One of the most controversial changes of the new tax law is the limitation on state and local taxes to individual taxpayers. The limit of $10,000 will not only keep some from being able to get the full deduction for their real estate taxes, it also makes it more difficult for them to itemize their deductions.
With the standard deduction increasing to $24,000 for married couples, itemized deductions must exceed that amount in order to generate greater tax savings. Since a cap of $10,000 is allocated for state and local taxes, taxpayers must generate $14,000 from mortgage interest and charity in order to itemize their deductions (assuming no major medical expenses).
Previously, taxpayers could itemize at anything above $12,700, meaning that pretty much every dollar of charitable giving increased the itemized deduction. That is not the case any longer, and charities are concerned. In fact, Indiana University estimated that charitable giving nationwide will drop by $13.1 billion.
Let’s look at an example of why this is a concern. We’ll assume a taxpayer (married, filing jointly) has the following situation.
In this example, the taxpayers have $11,100 of state and local taxes, which will be capped at $10,000. They also have $8,000 of mortgage interest, so they have $18,000 of potential itemized deductions. In 2017, they would already be itemizing, deducting their tax bill proportionately for every additional dollar of charitable giving.
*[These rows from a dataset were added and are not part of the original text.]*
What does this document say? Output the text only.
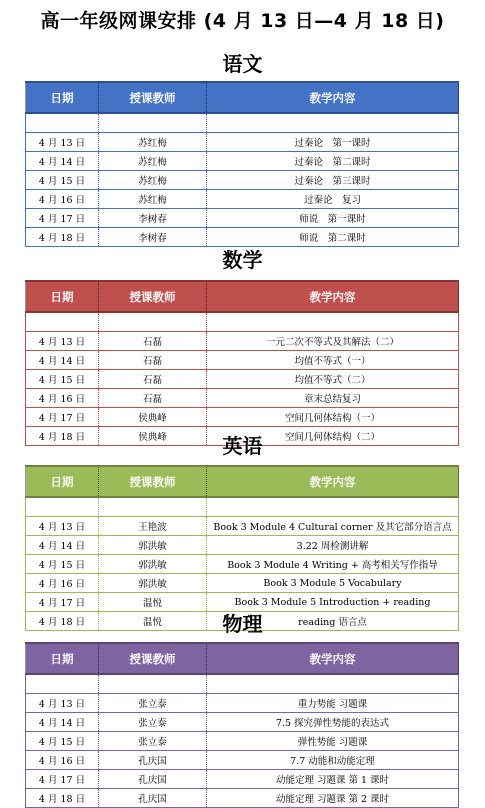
高一年级网课安排 (4 月 13 日—4 月 18 日)
语文
日期	授课教师	教学内容

4 月 13 日	苏红梅	过秦论　第一课时
4 月 14 日	苏红梅	过秦论　第二课时
4 月 15 日	苏红梅	过秦论　第三课时
4 月 16 日	苏红梅	过秦论　复习
4 月 17 日	李树春	师说　第一课时
4 月 18 日	李树春	师说　第二课时
数学
日期	授课教师	教学内容

4 月 13 日	石磊	一元二次不等式及其解法（二）
4 月 14 日	石磊	均值不等式（一）
4 月 15 日	石磊	均值不等式（二）
4 月 16 日	石磊	章末总结复习
4 月 17 日	侯典峰	空间几何体结构（一）
4 月 18 日	侯典峰	空间几何体结构（二）
英语
日期	授课教师	教学内容

4 月 13 日	王艳波	Book 3 Module 4 Cultural corner 及其它部分语言点
4 月 14 日	郭洪敏	3.22 周检测讲解
4 月 15 日	郭洪敏	Book 3 Module 4 Writing + 高考相关写作指导
4 月 16 日	郭洪敏	Book 3 Module 5 Vocabulary
4 月 17 日	温悦	Book 3 Module 5 Introduction + reading
4 月 18 日	温悦	reading 语言点
物理
日期	授课教师	教学内容

4 月 13 日	张立泰	重力势能 习题课
4 月 14 日	张立泰	7.5 探究弹性势能的表达式
4 月 15 日	张立泰	弹性势能 习题课
4 月 16 日	孔庆国	7.7 动能和动能定理
4 月 17 日	孔庆国	动能定理 习题课 第 1 课时
4 月 18 日	孔庆国	动能定理 习题课 第 2 课时
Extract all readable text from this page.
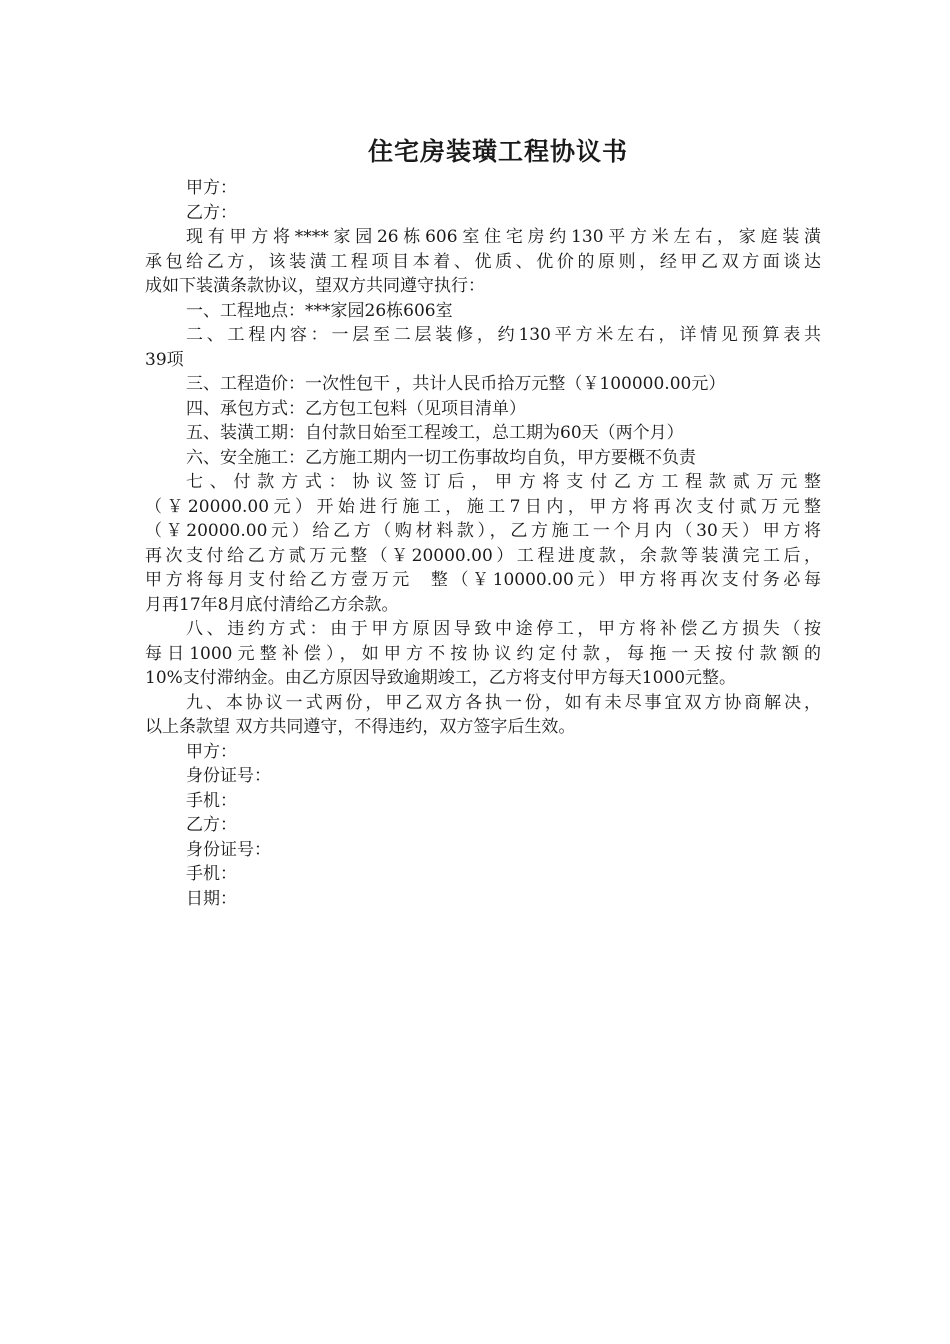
住宅房装璜工程协议书

甲方：

乙方：

现有甲方将****家园26栋606室住宅房约130平方米左右，家庭装潢

承包给乙方，该装潢工程项目本着、优质、优价的原则，经甲乙双方面谈达

成如下装潢条款协议，望双方共同遵守执行：

一、工程地点：***家园26栋606室

二、工程内容：一层至二层装修，约130平方米左右，详情见预算表共

39项

三、工程造价：一次性包干 ，共计人民币拾万元整（￥100000.00元）

四、承包方式：乙方包工包料（见项目清单）

五、装潢工期：自付款日始至工程竣工，总工期为60天（两个月）

六、安全施工：乙方施工期内一切工伤事故均自负，甲方要概不负责

七、付款方式：协议签订后，甲方将支付乙方工程款贰万元整

（￥20000.00元）开始进行施工，施工7日内，甲方将再次支付贰万元整

（￥20000.00元）给乙方（购材料款），乙方施工一个月内（30天）甲方将

再次支付给乙方贰万元整（￥20000.00）工程进度款，余款等装潢完工后，

甲方将每月支付给乙方壹万元  整（￥10000.00元）甲方将再次支付务必每

月再17年8月底付清给乙方余款。

八、违约方式：由于甲方原因导致中途停工，甲方将补偿乙方损失（按

每日1000元整补偿），如甲方不按协议约定付款，每拖一天按付款额的

10%支付滞纳金。由乙方原因导致逾期竣工，乙方将支付甲方每天1000元整。

九、本协议一式两份，甲乙双方各执一份，如有未尽事宜双方协商解决，

以上条款望 双方共同遵守，不得违约，双方签字后生效。

甲方：

身份证号：

手机：

乙方：

身份证号：

手机：

日期：
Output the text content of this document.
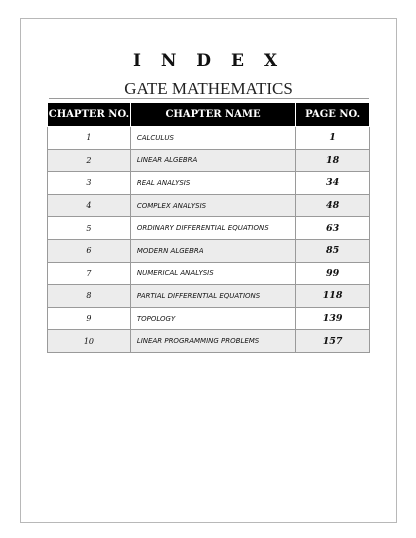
I N D E X
GATE MATHEMATICS
CHAPTER NO.	CHAPTER NAME	PAGE NO.
1	CALCULUS	1
2	LINEAR ALGEBRA	18
3	REAL ANALYSIS	34
4	COMPLEX ANALYSIS	48
5	ORDINARY DIFFERENTIAL EQUATIONS	63
6	MODERN ALGEBRA	85
7	NUMERICAL ANALYSIS	99
8	PARTIAL DIFFERENTIAL EQUATIONS	118
9	TOPOLOGY	139
10	LINEAR PROGRAMMING PROBLEMS	157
In 2018, they need to give over $6,000 to see any difference in their tax liability.
Let’s assume that the family wants to give $7,500 to charity. Not only does the first $6,000 do nothing to their tax liability, they are in a lower tax bracket than they had been before due to the law changes. The tax effect of the contribution, as calculated below, is much smaller in 2018 than in 2017 and is a much lesser percentage of the total gift.
The bottom line is that, for some donors, the tax incentive to give has been greatly reduced. However, nonprofits need not be completely dismayed, and there are three reasons to maintain a positive attitude in light of potentially negative appearances.
Reason 1: Donors of significant funds will be impacted less by the law
The example above assumes a couple has moderate giving tendencies. Had they committed to giving 10 percent of their income to charity, hardly an uncommon exercise, the effect of the giving would go from 4.4% to 13.2%. The more an individual gives, the less drastic the impact of the changes in itemized deductions.
Furthermore, foundations, many of whom have hundreds of thousands of dollars, are subject to different tax laws and treatment and may not reduce their giving just because of a tax law change.
Reason 2: A donation is still cash out of one’s possession.
Regardless of the tax impact of giving, any donor who is giving solely for the tax benefit, would be better off just keeping the money and paying tax on it, as opposed to giving it away. Very few donations reduce tax liabilities dollar-for-dollar, with PA’s scholarship program being one general exception. Donors who are solely interested in saving money will not give at all.
Reason 3: Impact
I believe that donors typically give because of what their donation will do for the recipient. The tax deduction is a secondary reward. Nonprofit entities may have to be more deliberate in explaining what a $5,000 donation would do for the organization, and they will have to keep their donors apprised as to what is happening within the charity. Donors who believe they are making a difference are likely to give more. The tax law change, like many potential setbacks, has the potential to create an opportunity for nonprofits where initially a threat is perceived. Getting in front of more donors and explaining the mission, values, and accomplishments of the organization can make 2018 the best year yet for donations.